The presumptive screen, run within an hour, is the silver nitrate paper test for phosphine over an aliquot of acidified stomach contents. The paper turns black within 90 seconds, consistent with phosphine evolution from residual aluminium phosphide. A presumptive positive directs the case to the volatile-poison confirmatory queue rather than the acidic-neutral-basic drug queue.

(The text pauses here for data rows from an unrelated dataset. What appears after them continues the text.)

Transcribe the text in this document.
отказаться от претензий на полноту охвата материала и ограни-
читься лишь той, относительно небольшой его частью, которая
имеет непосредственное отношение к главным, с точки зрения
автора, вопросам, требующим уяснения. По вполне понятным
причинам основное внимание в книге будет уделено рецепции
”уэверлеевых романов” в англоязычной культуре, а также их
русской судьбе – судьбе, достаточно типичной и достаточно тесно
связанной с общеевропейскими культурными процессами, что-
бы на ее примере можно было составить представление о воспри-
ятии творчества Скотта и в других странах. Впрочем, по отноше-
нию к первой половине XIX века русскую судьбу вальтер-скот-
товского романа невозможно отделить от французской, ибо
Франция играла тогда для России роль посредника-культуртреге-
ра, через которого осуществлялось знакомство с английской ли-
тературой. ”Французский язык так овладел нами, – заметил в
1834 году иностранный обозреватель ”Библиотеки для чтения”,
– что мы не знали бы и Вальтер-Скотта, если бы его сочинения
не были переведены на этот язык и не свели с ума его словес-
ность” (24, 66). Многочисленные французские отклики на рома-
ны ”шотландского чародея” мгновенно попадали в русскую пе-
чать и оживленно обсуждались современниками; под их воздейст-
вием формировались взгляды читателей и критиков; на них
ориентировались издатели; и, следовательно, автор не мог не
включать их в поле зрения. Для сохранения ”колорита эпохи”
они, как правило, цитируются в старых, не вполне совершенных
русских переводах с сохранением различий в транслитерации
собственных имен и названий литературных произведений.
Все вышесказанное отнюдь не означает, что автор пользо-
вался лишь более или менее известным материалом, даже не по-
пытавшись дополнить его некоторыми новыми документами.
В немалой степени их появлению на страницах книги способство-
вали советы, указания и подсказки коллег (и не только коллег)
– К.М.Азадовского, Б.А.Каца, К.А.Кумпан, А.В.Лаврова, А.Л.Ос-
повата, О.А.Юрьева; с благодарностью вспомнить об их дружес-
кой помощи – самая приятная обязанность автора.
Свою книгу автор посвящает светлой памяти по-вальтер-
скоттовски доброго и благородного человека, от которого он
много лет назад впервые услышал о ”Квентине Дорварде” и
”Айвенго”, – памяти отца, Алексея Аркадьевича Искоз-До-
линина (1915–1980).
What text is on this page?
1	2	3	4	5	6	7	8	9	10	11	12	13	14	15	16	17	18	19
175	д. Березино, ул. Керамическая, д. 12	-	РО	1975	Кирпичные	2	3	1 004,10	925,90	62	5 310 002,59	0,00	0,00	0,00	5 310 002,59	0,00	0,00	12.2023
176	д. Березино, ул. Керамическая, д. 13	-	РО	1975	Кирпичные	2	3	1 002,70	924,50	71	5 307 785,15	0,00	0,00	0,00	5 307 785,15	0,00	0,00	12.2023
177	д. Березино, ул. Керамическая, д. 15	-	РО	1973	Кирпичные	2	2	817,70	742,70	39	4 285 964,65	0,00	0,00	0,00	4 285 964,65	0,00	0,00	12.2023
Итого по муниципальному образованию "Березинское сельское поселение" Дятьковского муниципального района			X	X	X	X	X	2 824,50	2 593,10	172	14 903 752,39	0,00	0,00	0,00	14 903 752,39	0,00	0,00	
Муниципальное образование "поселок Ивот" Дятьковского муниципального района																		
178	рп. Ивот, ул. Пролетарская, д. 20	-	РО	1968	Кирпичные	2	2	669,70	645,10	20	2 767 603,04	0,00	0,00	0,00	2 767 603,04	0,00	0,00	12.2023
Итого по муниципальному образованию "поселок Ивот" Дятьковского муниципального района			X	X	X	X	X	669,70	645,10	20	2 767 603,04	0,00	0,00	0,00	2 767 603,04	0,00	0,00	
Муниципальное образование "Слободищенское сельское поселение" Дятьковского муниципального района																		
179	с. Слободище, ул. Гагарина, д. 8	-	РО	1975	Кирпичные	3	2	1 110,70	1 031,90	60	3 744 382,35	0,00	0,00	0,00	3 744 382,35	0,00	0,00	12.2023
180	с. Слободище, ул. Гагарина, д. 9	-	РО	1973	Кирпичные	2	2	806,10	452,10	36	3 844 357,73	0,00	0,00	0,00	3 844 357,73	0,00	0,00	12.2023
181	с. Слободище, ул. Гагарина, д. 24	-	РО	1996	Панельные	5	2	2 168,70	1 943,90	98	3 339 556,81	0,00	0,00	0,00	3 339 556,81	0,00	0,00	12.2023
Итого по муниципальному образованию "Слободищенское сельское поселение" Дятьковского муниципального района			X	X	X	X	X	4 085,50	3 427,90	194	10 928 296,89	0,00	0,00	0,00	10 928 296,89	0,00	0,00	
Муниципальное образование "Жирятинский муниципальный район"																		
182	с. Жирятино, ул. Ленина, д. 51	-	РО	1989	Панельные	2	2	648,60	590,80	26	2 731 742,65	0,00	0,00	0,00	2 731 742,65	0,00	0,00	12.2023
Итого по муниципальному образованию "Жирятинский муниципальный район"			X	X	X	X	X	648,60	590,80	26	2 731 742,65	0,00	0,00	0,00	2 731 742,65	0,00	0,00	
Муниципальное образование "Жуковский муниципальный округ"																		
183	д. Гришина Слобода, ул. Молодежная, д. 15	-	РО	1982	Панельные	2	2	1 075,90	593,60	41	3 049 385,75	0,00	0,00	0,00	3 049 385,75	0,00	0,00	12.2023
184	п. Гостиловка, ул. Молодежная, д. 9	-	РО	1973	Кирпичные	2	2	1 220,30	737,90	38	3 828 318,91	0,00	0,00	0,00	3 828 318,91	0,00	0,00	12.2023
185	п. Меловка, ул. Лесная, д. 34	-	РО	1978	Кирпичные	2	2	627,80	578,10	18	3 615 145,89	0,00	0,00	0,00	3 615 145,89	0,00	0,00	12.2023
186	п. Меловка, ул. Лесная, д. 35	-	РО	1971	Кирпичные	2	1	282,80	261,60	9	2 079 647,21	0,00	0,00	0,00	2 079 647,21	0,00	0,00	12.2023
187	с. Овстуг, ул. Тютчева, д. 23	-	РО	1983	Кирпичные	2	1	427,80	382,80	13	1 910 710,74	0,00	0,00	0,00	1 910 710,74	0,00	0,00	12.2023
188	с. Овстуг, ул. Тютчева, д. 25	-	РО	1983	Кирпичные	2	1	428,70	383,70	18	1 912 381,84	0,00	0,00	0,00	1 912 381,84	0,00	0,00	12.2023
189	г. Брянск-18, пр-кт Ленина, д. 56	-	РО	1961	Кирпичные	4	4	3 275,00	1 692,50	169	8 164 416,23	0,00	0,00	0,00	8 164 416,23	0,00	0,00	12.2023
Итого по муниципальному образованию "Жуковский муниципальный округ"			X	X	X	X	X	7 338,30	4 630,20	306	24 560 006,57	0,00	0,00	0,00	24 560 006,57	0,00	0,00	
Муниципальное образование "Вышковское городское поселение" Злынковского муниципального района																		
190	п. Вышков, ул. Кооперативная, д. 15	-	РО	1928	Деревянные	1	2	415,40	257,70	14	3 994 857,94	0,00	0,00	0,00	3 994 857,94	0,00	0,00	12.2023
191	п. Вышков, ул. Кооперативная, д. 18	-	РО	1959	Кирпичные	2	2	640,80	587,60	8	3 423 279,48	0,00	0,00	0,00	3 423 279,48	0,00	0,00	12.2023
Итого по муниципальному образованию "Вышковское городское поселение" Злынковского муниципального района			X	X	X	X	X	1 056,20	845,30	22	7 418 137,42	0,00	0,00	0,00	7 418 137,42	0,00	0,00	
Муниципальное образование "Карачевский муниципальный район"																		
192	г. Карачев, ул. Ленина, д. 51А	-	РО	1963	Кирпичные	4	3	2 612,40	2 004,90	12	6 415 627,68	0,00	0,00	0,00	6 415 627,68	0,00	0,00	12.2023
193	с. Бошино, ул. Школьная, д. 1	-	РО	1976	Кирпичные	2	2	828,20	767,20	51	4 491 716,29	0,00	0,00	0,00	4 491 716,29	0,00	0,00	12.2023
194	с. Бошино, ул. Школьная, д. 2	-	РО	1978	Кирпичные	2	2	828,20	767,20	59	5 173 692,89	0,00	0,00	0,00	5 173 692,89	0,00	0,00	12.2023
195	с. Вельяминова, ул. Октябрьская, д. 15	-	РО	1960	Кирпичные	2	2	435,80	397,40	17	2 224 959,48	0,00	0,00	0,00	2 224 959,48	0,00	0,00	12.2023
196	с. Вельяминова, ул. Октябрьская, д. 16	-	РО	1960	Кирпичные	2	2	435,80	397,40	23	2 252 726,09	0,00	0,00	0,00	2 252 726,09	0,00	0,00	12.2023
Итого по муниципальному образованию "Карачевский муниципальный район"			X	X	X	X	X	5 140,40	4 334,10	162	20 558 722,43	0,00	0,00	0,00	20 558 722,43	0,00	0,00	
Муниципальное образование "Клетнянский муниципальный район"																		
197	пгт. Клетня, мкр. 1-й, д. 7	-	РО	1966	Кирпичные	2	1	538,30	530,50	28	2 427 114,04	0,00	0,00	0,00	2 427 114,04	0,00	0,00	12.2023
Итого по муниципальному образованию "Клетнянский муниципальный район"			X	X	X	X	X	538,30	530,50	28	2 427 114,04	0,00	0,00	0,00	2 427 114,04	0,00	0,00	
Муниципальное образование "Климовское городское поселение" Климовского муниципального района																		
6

The confirmatory step is gas chromatography with a nitrogen-phosphorus detector or a flame photometric detector in phosphorus mode, run on headspace from the stomach contents and a separate liver homogenate, with deuterated triphenylphosphine as the internal standard. The chromatogram shows a phosphine peak at the expected retention time in both matrices. The analyst then quantitates against a calibration curve prepared from gas-tight syringe injections of phosphine standard, calculating concentration in micrograms per gram of tissue.
The report, signed under Section 63 of the BSA 2023, names the substance as phosphine derived from aluminium phosphide ingestion, reports concentrations in stomach, liver and blood, attaches the chromatograms and calibration curve, and notes that the antemortem blood concentration is consistent with the published lethal range. Total elapsed time from receiving desk to signed report is roughly 72 hours, of which approximately 50 hours is sample preparation and queueing and approximately 4 hours is actual instrument time.